Sandberg's claim comes from an American Association of University Women study that said one year out of college, women were only making 82 cents to the dollar that men made. But that gap was due not to discrimination but degree choices that women made.

Sandberg then claimed, “When men are successful and powerful, they get more liked as they get more successful and more powerful. But when women get successful and powerful, they’re less liked.”

This is laughably false. Former Secretary of State Hillary Clinton, arguably one of the most successful and powerful women in the world (regardless of your opinion on her political views), enjoyed a higher favorability rating that President Obama during the time she was a part of his cabinet. Her favorability remained well above 60 percent even as Obama's declined.
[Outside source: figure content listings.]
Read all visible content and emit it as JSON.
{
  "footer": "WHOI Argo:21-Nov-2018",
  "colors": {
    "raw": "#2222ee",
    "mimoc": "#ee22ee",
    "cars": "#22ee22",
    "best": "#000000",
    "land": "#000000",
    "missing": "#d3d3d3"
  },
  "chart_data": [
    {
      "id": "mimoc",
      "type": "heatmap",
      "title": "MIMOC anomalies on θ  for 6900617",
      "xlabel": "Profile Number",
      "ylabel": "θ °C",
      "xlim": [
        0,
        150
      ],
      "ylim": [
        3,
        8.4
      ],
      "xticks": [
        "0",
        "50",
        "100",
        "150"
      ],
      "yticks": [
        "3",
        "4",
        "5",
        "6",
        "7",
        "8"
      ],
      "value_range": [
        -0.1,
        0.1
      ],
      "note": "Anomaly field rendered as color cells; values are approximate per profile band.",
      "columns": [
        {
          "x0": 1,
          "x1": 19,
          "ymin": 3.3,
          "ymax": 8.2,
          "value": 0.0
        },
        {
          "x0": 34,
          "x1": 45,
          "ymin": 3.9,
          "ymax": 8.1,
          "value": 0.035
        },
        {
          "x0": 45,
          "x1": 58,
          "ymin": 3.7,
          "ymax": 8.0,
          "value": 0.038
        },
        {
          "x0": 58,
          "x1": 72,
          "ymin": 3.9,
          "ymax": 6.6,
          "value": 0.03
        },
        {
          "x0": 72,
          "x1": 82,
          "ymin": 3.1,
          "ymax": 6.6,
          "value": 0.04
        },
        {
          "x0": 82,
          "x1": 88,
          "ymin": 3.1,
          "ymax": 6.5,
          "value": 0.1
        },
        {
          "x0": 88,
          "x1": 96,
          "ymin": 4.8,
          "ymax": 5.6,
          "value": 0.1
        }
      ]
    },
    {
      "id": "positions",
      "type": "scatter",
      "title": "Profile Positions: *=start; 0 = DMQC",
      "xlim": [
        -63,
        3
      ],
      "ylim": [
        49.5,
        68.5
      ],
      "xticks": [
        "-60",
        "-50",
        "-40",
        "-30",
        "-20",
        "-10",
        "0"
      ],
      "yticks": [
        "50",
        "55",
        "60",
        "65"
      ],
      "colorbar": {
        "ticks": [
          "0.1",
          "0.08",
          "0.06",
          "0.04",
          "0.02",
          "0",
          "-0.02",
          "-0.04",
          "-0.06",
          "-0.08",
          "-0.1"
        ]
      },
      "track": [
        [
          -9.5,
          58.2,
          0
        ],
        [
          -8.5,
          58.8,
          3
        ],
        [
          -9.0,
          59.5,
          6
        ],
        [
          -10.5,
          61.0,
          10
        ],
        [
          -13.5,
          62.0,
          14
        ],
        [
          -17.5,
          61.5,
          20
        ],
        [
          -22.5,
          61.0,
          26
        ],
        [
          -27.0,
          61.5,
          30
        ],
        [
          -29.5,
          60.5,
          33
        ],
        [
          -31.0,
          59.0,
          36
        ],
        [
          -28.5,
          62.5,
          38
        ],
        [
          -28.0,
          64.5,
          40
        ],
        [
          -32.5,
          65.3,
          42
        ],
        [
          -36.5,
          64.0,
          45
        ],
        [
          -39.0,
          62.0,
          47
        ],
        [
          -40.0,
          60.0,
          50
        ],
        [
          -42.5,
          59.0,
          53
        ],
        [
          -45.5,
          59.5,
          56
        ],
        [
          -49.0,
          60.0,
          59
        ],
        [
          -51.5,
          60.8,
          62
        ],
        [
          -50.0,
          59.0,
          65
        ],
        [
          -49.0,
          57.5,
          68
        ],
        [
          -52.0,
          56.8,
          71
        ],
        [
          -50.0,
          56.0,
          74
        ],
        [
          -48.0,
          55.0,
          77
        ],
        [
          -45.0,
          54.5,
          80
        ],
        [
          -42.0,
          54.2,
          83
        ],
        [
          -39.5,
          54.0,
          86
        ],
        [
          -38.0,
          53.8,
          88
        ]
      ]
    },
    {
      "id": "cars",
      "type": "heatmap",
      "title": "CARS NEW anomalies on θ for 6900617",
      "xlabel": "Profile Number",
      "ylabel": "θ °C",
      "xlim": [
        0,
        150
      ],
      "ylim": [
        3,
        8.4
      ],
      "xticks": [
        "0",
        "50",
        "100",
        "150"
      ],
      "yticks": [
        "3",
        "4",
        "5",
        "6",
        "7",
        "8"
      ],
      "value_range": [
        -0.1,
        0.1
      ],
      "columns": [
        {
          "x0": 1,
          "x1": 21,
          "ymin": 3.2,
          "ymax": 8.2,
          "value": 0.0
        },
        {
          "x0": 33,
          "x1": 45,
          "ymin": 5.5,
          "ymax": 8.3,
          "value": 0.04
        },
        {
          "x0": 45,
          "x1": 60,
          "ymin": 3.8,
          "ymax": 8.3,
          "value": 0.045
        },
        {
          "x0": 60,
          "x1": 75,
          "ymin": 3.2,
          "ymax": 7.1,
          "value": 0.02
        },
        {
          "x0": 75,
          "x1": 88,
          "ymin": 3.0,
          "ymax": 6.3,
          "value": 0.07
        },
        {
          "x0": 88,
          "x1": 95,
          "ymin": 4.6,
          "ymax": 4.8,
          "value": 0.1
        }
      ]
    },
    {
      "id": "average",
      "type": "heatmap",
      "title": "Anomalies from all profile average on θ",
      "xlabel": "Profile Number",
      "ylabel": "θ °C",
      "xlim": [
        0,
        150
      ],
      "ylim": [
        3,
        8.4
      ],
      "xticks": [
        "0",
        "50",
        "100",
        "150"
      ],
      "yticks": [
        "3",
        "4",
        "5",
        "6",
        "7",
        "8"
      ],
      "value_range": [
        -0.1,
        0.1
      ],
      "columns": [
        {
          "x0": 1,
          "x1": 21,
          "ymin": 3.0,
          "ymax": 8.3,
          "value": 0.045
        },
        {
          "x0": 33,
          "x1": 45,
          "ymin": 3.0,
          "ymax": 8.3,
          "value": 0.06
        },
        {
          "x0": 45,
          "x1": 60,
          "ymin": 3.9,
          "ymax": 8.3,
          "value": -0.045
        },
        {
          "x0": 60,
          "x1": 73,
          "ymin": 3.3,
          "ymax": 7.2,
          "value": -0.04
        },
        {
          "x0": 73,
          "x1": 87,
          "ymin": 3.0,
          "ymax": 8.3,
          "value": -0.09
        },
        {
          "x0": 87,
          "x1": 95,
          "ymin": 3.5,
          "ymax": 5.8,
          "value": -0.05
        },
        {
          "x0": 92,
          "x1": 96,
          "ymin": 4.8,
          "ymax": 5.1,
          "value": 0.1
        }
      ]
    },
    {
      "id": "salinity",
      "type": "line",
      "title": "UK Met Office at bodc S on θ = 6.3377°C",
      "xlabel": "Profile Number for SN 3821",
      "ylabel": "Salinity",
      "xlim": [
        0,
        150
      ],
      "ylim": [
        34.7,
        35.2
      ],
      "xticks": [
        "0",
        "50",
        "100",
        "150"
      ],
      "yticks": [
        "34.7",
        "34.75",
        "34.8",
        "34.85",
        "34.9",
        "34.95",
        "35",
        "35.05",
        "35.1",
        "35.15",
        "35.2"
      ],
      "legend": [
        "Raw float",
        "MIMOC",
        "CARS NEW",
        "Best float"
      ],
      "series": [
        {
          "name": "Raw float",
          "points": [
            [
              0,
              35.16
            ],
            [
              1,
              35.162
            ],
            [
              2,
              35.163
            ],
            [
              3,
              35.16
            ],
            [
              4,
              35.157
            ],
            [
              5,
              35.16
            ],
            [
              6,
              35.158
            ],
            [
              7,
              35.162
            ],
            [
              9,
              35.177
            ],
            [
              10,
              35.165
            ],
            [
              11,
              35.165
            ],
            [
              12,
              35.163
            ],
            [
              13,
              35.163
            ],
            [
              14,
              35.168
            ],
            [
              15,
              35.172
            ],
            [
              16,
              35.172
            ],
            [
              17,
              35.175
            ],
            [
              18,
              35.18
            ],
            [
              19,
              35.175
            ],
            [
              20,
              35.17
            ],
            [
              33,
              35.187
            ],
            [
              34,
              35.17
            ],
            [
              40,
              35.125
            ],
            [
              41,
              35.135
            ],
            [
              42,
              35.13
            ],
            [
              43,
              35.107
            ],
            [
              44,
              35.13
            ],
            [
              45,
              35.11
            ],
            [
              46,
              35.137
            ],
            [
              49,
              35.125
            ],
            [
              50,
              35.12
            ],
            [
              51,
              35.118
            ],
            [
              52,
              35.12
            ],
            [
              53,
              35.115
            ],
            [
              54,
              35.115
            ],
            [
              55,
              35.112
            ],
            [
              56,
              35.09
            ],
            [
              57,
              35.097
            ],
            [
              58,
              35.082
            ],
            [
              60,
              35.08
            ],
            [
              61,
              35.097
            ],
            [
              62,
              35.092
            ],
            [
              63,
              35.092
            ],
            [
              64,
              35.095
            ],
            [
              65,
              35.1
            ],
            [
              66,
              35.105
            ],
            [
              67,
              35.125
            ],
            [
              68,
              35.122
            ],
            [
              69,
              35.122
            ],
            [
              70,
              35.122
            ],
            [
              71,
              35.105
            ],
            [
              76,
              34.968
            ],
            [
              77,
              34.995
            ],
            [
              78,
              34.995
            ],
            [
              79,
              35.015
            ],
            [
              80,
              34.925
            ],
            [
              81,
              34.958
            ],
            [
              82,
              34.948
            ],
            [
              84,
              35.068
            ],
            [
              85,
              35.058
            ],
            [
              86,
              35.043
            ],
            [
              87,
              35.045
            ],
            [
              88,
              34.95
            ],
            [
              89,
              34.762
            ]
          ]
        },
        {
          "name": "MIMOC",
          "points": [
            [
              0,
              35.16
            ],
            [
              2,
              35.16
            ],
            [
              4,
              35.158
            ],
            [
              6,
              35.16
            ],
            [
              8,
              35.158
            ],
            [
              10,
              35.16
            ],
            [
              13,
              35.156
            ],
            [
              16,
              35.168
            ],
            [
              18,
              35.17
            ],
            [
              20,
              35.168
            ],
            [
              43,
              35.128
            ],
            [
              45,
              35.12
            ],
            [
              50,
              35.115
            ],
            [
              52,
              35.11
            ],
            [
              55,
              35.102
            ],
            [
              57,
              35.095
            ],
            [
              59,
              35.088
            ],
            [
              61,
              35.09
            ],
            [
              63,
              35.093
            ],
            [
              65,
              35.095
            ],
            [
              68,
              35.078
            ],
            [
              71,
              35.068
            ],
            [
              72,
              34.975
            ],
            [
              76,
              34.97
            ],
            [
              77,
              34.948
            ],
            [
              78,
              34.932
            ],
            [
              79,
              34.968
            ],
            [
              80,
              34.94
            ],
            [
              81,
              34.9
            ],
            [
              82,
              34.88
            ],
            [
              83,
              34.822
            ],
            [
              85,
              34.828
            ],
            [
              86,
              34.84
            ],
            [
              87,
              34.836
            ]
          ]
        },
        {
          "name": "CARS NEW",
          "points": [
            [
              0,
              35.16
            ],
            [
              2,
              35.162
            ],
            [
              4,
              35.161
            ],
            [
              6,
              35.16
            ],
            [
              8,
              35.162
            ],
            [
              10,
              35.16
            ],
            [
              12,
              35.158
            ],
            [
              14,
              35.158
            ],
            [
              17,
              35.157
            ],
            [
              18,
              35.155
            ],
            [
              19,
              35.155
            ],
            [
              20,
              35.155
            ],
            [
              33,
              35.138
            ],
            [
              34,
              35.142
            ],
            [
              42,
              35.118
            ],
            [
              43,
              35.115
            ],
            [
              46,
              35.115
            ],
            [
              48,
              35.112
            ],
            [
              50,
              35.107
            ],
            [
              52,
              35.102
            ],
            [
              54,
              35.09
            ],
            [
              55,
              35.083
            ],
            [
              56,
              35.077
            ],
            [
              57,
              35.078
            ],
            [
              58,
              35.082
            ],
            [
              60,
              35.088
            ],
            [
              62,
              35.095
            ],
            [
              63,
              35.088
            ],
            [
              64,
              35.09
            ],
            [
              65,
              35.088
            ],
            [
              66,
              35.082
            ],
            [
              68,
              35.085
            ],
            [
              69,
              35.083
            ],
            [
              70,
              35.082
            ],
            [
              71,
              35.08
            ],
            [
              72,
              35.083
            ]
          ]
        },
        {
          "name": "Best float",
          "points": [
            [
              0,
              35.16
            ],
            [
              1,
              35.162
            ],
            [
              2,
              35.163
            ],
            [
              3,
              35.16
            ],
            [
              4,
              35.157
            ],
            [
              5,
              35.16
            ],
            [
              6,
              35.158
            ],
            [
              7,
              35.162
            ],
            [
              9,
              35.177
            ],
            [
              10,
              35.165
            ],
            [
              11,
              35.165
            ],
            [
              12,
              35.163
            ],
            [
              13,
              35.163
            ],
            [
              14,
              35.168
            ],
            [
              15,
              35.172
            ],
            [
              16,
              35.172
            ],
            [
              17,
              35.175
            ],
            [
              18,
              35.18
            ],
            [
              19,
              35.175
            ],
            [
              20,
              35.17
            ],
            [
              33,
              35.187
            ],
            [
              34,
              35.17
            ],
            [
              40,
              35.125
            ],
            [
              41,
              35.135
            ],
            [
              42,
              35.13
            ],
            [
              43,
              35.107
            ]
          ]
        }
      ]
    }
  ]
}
Since Clinton first became a known entity in 1992, her approval has only dipped below 50 percent only a few times.

And former Secretary of State Condoleezza Rice's favorability remained higher than that of President George W. Bush and Vice President Dick Cheney at the end of the Bush administration.

Similarly, House Minority Leader Nancy Pelosi has the highest approval rating (31 percent, but still) of the four congressional leaders.

On the global scale, Germany's leadership, headed by Chancellor Angela Merkel, is tied with U.S. leadership, headed by President Obama, in global approval ratings.

So to say that powerful women are less liked is not supported by any evidence.

Moving on to her roundly disregarded Ban Bossy campaign, Sandberg revisited statistics cited by the campaign that were easily debunked.

“Ban Bossy was a really important program with the Girl Scouts, and it's getting to a real critical issue, which is that by middle school, more boys than girls want to lead, and if you ask them why the girls don't want to lead -- because they don't want to be disliked and they don't want to be called bossy,” Sandberg said.

Her first claim came from an early '90s study that was itself was debunked by a 2008 Girl Scouts study, which found that nowadays, more girls than boys want to be leaders by middle school.

Her second claim is misleading because of the 9 percent of girls who said they didn’t want to be a leader, less than one-third (meaning just 3 percent of girls overall) said the reason they didn’t want to be a leader was because they didn’t want to be disliked or called “bossy.” What an epidemic.

And remember that the top reasons those girls said they didn’t want to be leaders was because they had a fear of public speaking or simply weren’t interested.

But Sandberg wasn’t done. She also repeated the claim that “by middle school, parents have higher leadership aspirations for their sons than their daughters, and they talk to their sons differently about their future.”

This claim came from a 1994 study whose author told the Washington Examiner in March that parents were nearly equal in their leadership aspirations for boys and girls (sometimes it was slightly higher for boys, sometimes it was slightly higher for girls.)

Sandberg, in a separate interview with the Huffington Post, further proved that the Ban Bossy campaign was more about assisting Clinton than young girls, giving full endorsement of Clinton for president.

“I'd love to see Hillary Clinton run for president,” Sandberg said. “I'd love to see Hillary Clinton be president.”